Maybe that’s why I make the completely random and spontaneous decision to tell him the truth about my life. Or maybe it’s me giving him the option to walk away before we go any further.

“Okay, I’ll tell you. If you want to walk away after I tell you, then honestly, I won’t be offended.”

“I’m sure I won’t.”

∞∞∞

It’s the silence between us when I’ve told him the complete sorry tale that makes me nervous. I was completely stupid; I was stupid to let myself flirt with him, I was stupid for reciprocating the looks, the winks. I was stupid for letting myself kiss him, I was stupid for continuing flirting today, and I was stupid for telling him about the arranged marriage.

“So… you’re telling me your parents haven’t told you the truth about why they’re forcing you to marry this best friend of yours?” Matt finally speaks. I shake my head in response. “And… they’re basically in control of your whole life, including your education?”

“Basically.” I shrug. “I had to fight to get into uni, and my dad had to ask for Dean’s parents’ permission.”

He shakes his head. “That’s disgusting.”

“It’s my life, though.”

“I understand that,” is all he says. I watch him get up and stand at one of the windows, looking out over the marina. “Wow.”

“I didn’t want to lie to you, Matty, ‘cause hell, I’d love to go out on a date with you. I want to kiss you over and over again. But if I do; if I fall for you, then it’ll hurt you and it’ll hurt me. You don’t deserve a temporary love; you deserve so much more than that.”

“Tell them to go fuck themselves, then,” he retorts.

“If I don’t marry him, my family loses everything, literally. There’s more to it though, I just don’t know what it is. No one will tell me more than that,” I reply. “His parents have some kind of hold on me, and this is what they want.”

He shakes his head. The anger radiates off him like a volcano. He folds his arms, straightens his posture and sighs. “This is ridiculous.”

“I know,” I agree.

“Divorce? You could marry him, divorce him in like a month or whatever?” Matt suggests.

“It isn’t the act of a wedding, Matt, it’s the actual marriage. Divorce isn’t an option,” I reply.

“Live apart from him then! That’s more common these days. Do that.”

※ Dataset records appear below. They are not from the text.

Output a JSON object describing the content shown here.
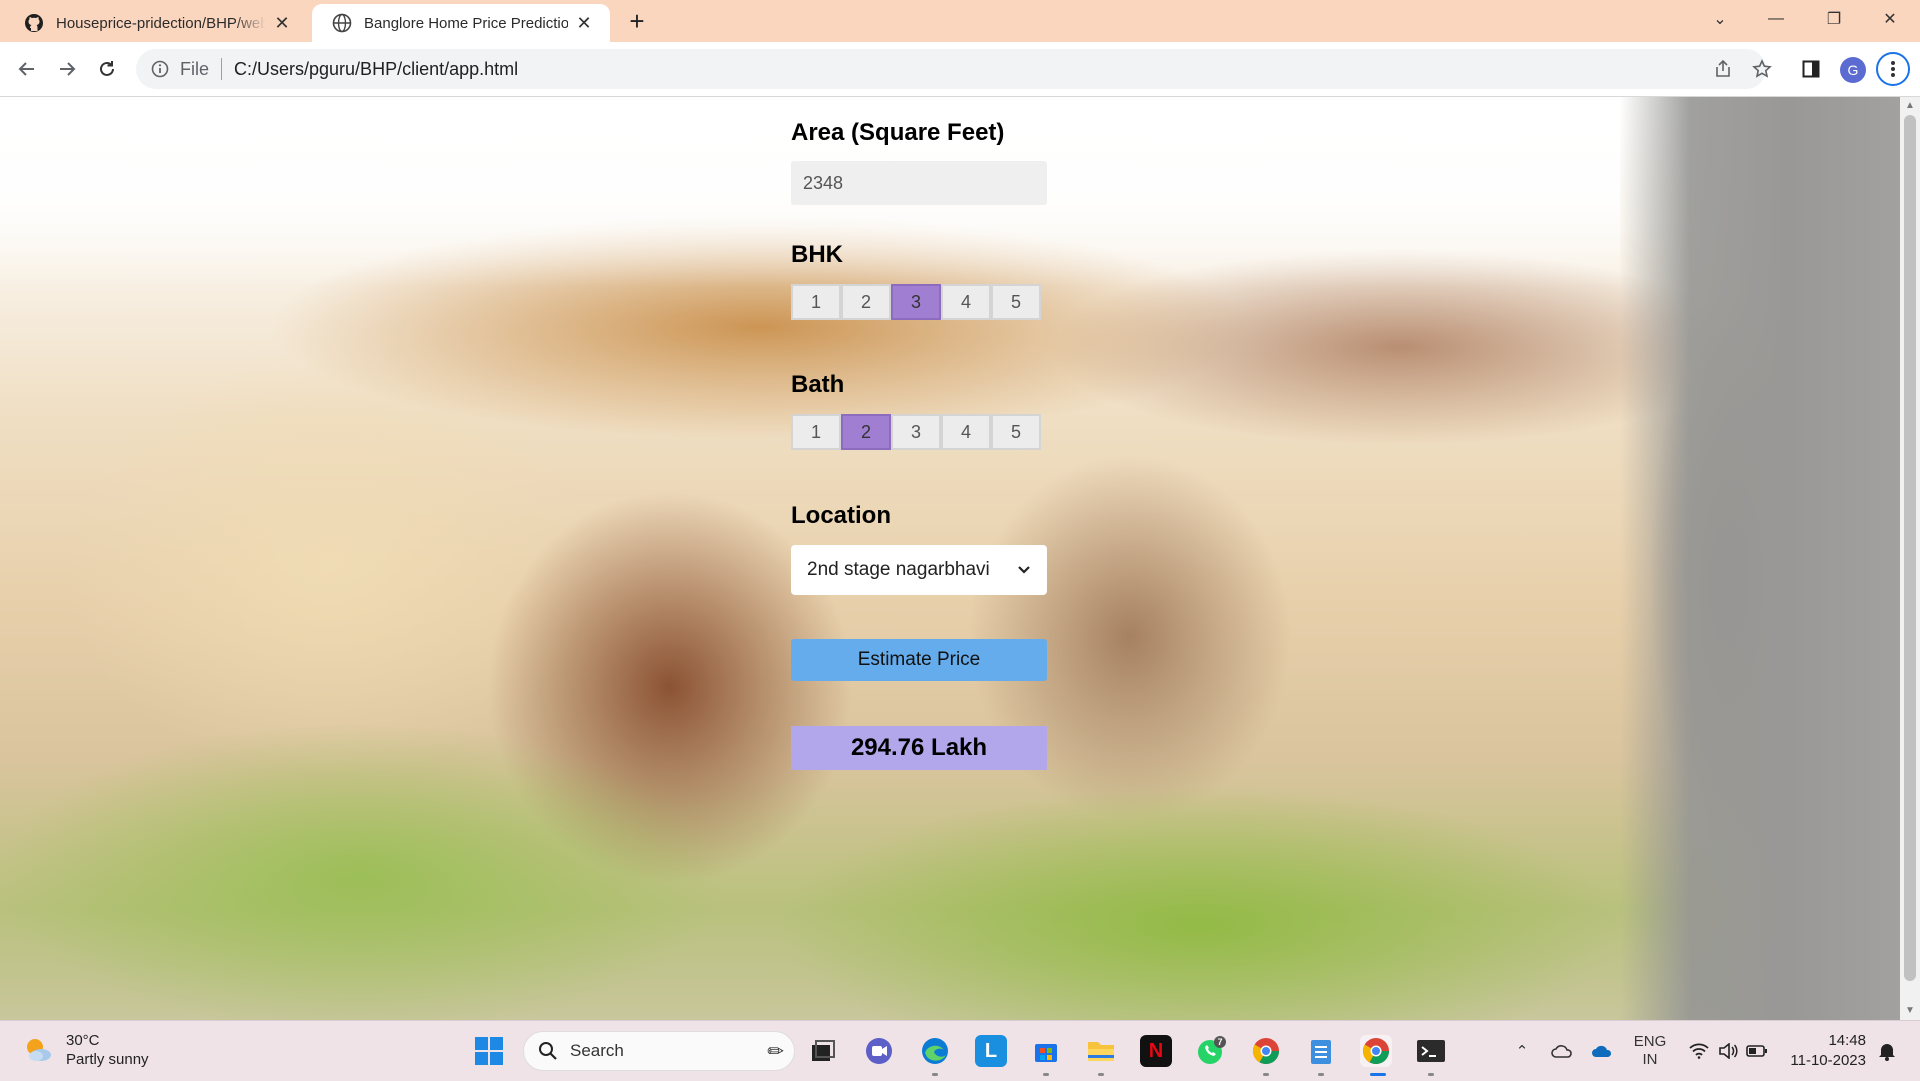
{
  "browser": {
    "tabs": [
      {
        "title": "Houseprice-pridection/BHP/web",
        "active": false
      },
      {
        "title": "Banglore Home Price Prediction",
        "active": true
      }
    ],
    "new_tab": "+",
    "omnibox": {
      "scheme": "File",
      "url": "C:/Users/pguru/BHP/client/app.html"
    },
    "profile_initial": "G"
  },
  "form": {
    "area_label": "Area (Square Feet)",
    "area_value": "2348",
    "bhk_label": "BHK",
    "bhk_options": [
      "1",
      "2",
      "3",
      "4",
      "5"
    ],
    "bhk_selected": "3",
    "bath_label": "Bath",
    "bath_options": [
      "1",
      "2",
      "3",
      "4",
      "5"
    ],
    "bath_selected": "2",
    "location_label": "Location",
    "location_value": "2nd stage nagarbhavi",
    "estimate_button": "Estimate Price",
    "result": "294.76 Lakh"
  },
  "colors": {
    "selected_option": "#a07fd3",
    "button": "#65acec",
    "result_bg": "#b2a7ea",
    "titlebar": "#fbd6bf"
  },
  "taskbar": {
    "weather_temp": "30°C",
    "weather_desc": "Partly sunny",
    "search_placeholder": "Search",
    "lang_top": "ENG",
    "lang_bottom": "IN",
    "time": "14:48",
    "date": "11-10-2023",
    "whatsapp_badge": "7",
    "apps": [
      "windows-start",
      "search",
      "file-explorer-task-view",
      "meet",
      "edge",
      "lumin",
      "microsoft-store",
      "file-explorer",
      "netflix",
      "whatsapp",
      "chrome-profile",
      "notepad",
      "chrome-active",
      "terminal"
    ]
  }
}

“It’s the marriage that’s important.”

“So, what, you just live your life looking through other people’s windows? Always seeing something you want but can’t have?” He approaches where I stand by the kitchen bar and his eyes glower into mine. “Because you’re an adult, Ells. Right now, your daddy isn’t around to tell you how to live your life. What is this? The Victorian ages? How exactly are they going to measure your virginity? Because you can lie. Sure, you can marry him in three years, but who’s stopping you between now and then?”

He’s right, and we both know it.

“We can stay friends if that’s what you want, but you fought like hell for these three years from what you’ve told me, so for goodness’ sake, live them how you want to,” he expresses. Those eyes shine into mine and more than anything, I want to grab him and kiss him like there is no tomorrow.

Now is one of those moments from the films – the love interest makes a declaration of love or something and then the two of them kiss and it fades to black, right?

“I’m afraid that if I have that taste of freedom, I’ll never want to let it go,” I admit in a whisper, and we both know I don’t just mean going out and getting drunk every night.

“What do you want?” he asks me.

“I… I don’t want to hurt you, Matty,” I admit, reading those dark eyes as if they were my favourite dog-eared novel.

“What if I told you I was willing to take that risk with you?”

“Then I’d say you can take me out for dinner on Friday night.” I smile despite the warning bells chiming in my mind.

“Then I’d say kiss me once more and I’ll do just that,” he quips and without waiting any longer, I step forward and our lips mould together just like they should.